Im Austausch mit den Kindern, begibt sie sich bewusst auf ihre Ebene. Sie hockt sich hin, hält den Blickkontakt, lässt sie ausreden. Außerdem achtet sie darauf, sich in kurzen Sätzen zu äußern, neu entdeckte Wörter zu wiederholen, langsam und deutlich zu sprechen. Geschlossene Fragen, auf die Kinder nur mit Ja oder Nein antworten können, sind tabu. „Oh, was ist denn da los“, sagt sie oft, wenn sie mit den Kindern eine Seite aufschlägt.

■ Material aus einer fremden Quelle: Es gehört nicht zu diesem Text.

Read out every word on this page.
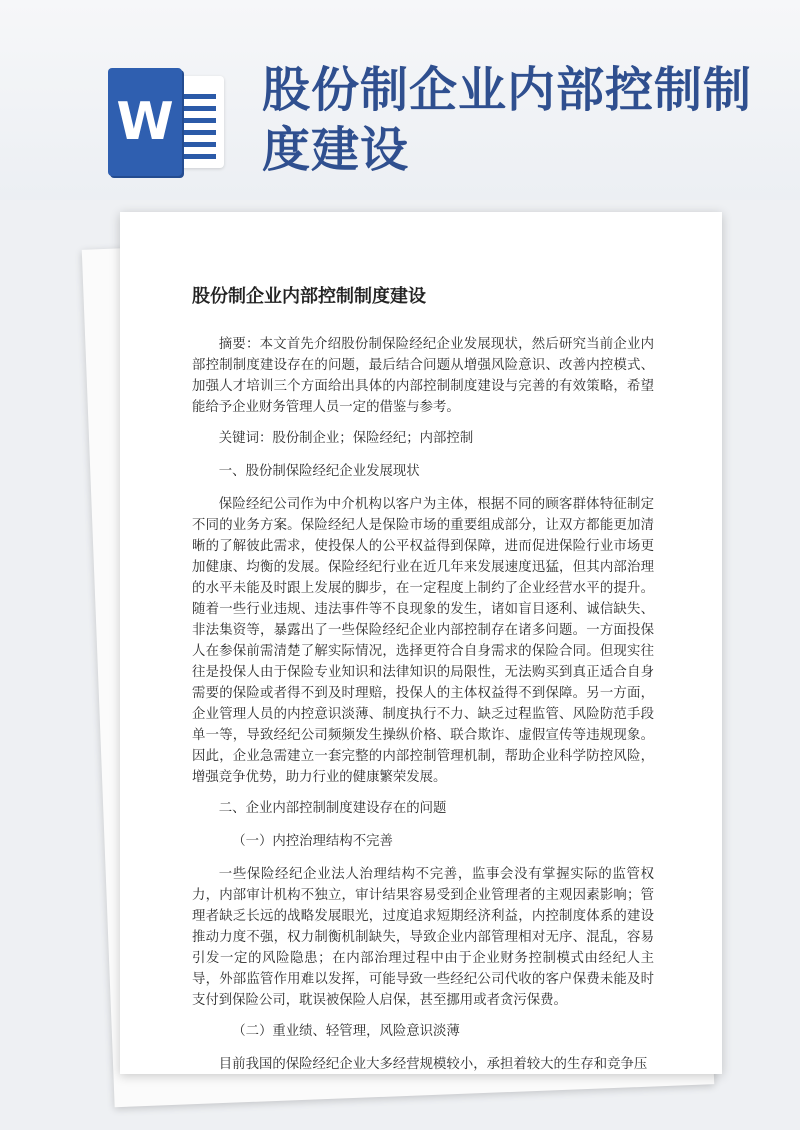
W
股份制企业内部控制制度建设
股份制企业内部控制制度建设

摘要：本文首先介绍股份制保险经纪企业发展现状，然后研究当前企业内部控制制度建设存在的问题，最后结合问题从增强风险意识、改善内控模式、加强人才培训三个方面给出具体的内部控制制度建设与完善的有效策略，希望能给予企业财务管理人员一定的借鉴与参考。

关键词：股份制企业；保险经纪；内部控制

一、股份制保险经纪企业发展现状

保险经纪公司作为中介机构以客户为主体，根据不同的顾客群体特征制定不同的业务方案。保险经纪人是保险市场的重要组成部分，让双方都能更加清晰的了解彼此需求，使投保人的公平权益得到保障，进而促进保险行业市场更加健康、均衡的发展。保险经纪行业在近几年来发展速度迅猛，但其内部治理的水平未能及时跟上发展的脚步，在一定程度上制约了企业经营水平的提升。随着一些行业违规、违法事件等不良现象的发生，诸如盲目逐利、诚信缺失、非法集资等，暴露出了一些保险经纪企业内部控制存在诸多问题。一方面投保人在参保前需清楚了解实际情况，选择更符合自身需求的保险合同。但现实往往是投保人由于保险专业知识和法律知识的局限性，无法购买到真正适合自身需要的保险或者得不到及时理赔，投保人的主体权益得不到保障。另一方面，企业管理人员的内控意识淡薄、制度执行不力、缺乏过程监管、风险防范手段单一等，导致经纪公司频频发生操纵价格、联合欺诈、虚假宣传等违规现象。因此，企业急需建立一套完整的内部控制管理机制，帮助企业科学防控风险，增强竞争优势，助力行业的健康繁荣发展。

二、企业内部控制制度建设存在的问题

（一）内控治理结构不完善

一些保险经纪企业法人治理结构不完善，监事会没有掌握实际的监管权力，内部审计机构不独立，审计结果容易受到企业管理者的主观因素影响；管理者缺乏长远的战略发展眼光，过度追求短期经济利益，内控制度体系的建设推动力度不强，权力制衡机制缺失，导致企业内部管理相对无序、混乱，容易引发一定的风险隐患；在内部治理过程中由于企业财务控制模式由经纪人主导，外部监管作用难以发挥，可能导致一些经纪公司代收的客户保费未能及时支付到保险公司，耽误被保险人启保，甚至挪用或者贪污保费。

（二）重业绩、轻管理，风险意识淡薄

目前我国的保险经纪企业大多经营规模较小，承担着较大的生存和竞争压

Das sprachliche Niveau der Kinder ist sehr unterschiedlich. Da gibt es die Kleinen, die in der Kita Kinderland zum ersten Mal die deutsche Sprache hören. Andere haben zu Hhause einen Sprachmix aus der Muttersprache ihrer Eltern und Deutsch entwickelt. Auch klassisch zweisprachig aufwachsende Kinder gehören dazu, die beispielsweise eine Spanisch sprechende Mutter haben und einen Vater, der ausschließlich auf Deutsch mit ihnen spricht. Auch da können Lernentwicklungsverzögerungen auftreten. „Bei uns ist es absolut Multi-Kulti“, sagt Riebesehl.

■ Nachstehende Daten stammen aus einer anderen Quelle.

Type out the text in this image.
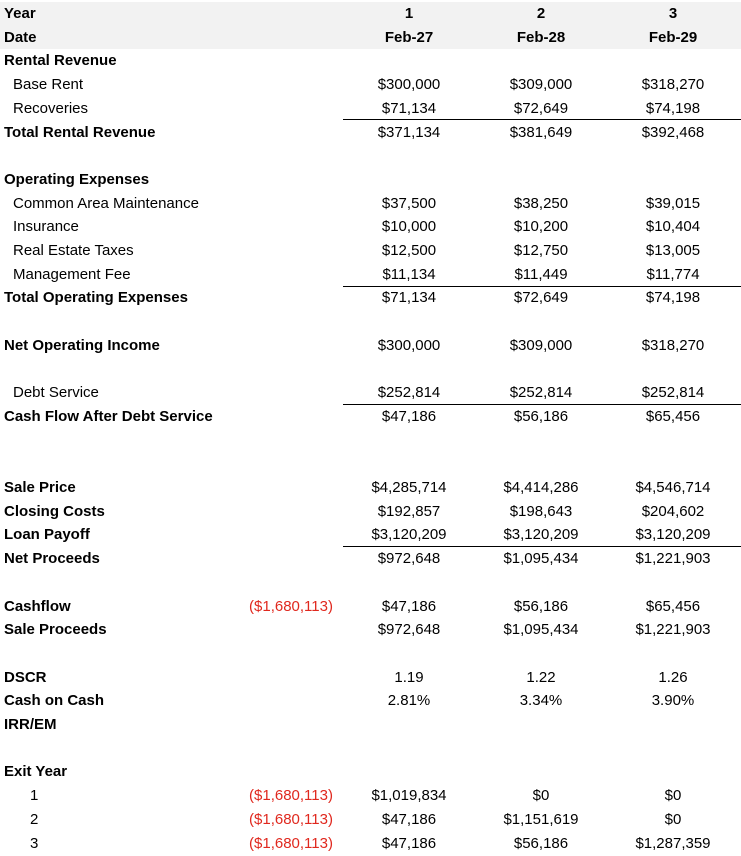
Year	1	2	3
Date	Feb-27	Feb-28	Feb-29
Rental Revenue
Base Rent	$300,000	$309,000	$318,270
Recoveries	$71,134	$72,649	$74,198
Total Rental Revenue	$371,134	$381,649	$392,468
Operating Expenses
Common Area Maintenance	$37,500	$38,250	$39,015
Insurance	$10,000	$10,200	$10,404
Real Estate Taxes	$12,500	$12,750	$13,005
Management Fee	$11,134	$11,449	$11,774
Total Operating Expenses	$71,134	$72,649	$74,198
Net Operating Income	$300,000	$309,000	$318,270
Debt Service	$252,814	$252,814	$252,814
Cash Flow After Debt Service	$47,186	$56,186	$65,456
Sale Price	$4,285,714	$4,414,286	$4,546,714
Closing Costs	$192,857	$198,643	$204,602
Loan Payoff	$3,120,209	$3,120,209	$3,120,209
Net Proceeds	$972,648	$1,095,434	$1,221,903
Cashflow	($1,680,113)	$47,186	$56,186	$65,456
Sale Proceeds	$972,648	$1,095,434	$1,221,903
DSCR	1.19	1.22	1.26
Cash on Cash	2.81%	3.34%	3.90%
IRR/EM
Exit Year
1	($1,680,113)	$1,019,834	$0	$0
2	($1,680,113)	$47,186	$1,151,619	$0
3	($1,680,113)	$47,186	$56,186	$1,287,359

Nicht nur die Arbeit mit den Kindern gehört zu ihren Aufgaben. Sie gibt ihr Fachwissen an die anderen Erzieher weiter, hält Fachvorträge. Zugleich versucht sie, einen direkten Draht zu den Eltern herzustellen. Sie ist auf Elternabenden präsent, ist ansprechbar, wenn es Fragen gibt. Ob ihre Arbeit schon fruchtet, ist schwer messbar. „Im Prinzip ist es ja Prophylaxe. Jedes Kind soll die gleiche Chance bekommen, um nicht abgehängt zu werden“, sagt sie.